The program stands out because of the people in the cohort. When going through my MBA, the class seemed out of touch with technology when most projects nowadays have a technical aspect. The others in the MSIT program have a technology background and we just understand each other.

How would you describe what your first quarter in the program was like?

It has been amazing. I love the professors and their character. Getting to know others in the classes and talk about class and business is insightful. The rigor of classes each week, the assigned readings, and other projects and assignments have me really looking at things in a different way. For example, in my previous MBA coursework, we learned stats, but it was from the perspective of business and tools. Here in the MSIT program, the principles underlying the tools make me really understand the tools better. I feel I have been enriched with knowledge that I was missing and am filling in gaps.

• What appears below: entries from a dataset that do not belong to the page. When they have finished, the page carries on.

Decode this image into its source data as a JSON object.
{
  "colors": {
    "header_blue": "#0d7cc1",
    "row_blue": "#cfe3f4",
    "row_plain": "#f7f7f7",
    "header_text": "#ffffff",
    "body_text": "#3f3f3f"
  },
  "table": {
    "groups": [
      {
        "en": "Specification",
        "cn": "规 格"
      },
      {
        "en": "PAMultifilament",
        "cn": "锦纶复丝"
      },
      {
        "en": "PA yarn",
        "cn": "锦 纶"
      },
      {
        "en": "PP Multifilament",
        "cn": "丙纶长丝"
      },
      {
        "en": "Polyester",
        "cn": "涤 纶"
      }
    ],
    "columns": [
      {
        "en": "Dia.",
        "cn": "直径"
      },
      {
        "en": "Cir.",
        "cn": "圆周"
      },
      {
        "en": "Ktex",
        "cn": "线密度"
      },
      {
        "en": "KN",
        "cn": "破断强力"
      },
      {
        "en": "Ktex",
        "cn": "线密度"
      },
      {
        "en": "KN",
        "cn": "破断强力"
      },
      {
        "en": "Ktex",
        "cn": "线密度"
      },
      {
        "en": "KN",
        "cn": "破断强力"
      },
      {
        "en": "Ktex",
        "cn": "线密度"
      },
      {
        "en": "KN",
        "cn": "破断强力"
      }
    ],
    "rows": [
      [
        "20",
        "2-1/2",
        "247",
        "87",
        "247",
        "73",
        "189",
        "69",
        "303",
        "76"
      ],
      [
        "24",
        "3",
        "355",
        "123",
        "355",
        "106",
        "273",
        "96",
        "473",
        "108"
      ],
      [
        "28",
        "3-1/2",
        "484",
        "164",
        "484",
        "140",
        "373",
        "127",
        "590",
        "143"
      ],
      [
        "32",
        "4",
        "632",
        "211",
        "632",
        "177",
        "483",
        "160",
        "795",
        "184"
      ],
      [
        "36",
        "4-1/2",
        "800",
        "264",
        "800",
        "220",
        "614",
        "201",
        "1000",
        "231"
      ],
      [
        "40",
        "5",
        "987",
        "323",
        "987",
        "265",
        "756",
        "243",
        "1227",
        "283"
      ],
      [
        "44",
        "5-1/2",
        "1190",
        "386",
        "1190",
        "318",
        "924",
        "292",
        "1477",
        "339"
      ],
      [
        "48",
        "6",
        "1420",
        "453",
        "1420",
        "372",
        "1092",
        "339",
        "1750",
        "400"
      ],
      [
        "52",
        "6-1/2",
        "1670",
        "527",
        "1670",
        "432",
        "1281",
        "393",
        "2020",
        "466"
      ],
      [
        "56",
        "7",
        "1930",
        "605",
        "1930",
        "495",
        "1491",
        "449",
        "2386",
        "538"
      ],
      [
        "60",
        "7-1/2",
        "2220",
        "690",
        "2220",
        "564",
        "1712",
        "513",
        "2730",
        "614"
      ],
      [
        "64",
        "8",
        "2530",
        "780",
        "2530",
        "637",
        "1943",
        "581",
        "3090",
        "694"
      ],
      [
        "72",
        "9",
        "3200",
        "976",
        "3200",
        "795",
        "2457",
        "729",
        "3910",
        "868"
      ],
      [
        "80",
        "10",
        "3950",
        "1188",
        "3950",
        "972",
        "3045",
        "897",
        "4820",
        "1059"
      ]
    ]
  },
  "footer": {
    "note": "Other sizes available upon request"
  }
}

What has surprised you during this first quarter?

How much I can laugh. I think the maturity of the professionals in the group and all their personalities make the experience so much more fun.

How would you describe the classroom experience?

Dr. Guo and Dr. Twombly have a wealth of experience and have so much character. They both brought a gravitas to the class that I can’t help but respect. They are very human to me, and I hope the rest of the professors will be just as memorable. Both are quick-minded, and you need to be on your toes and prepared to catch their wit.

How important have your classmates been so far during your time in the program?

They are very critical to my learning experience and often help me understand complex topics. The cohort is small, so there is an intimacy you can have where names can be remembered. What was great is being able to call everyone by their names by the end of the quarter, even though we only see each other usually once a week on Saturday class days. There is a sense of something special, durable, and lasting where we will know each other for many years to come after the program.

Is there anything else you would like to add?

Northwestern is an amazing university, and I feel very lucky and proud to be part of the community.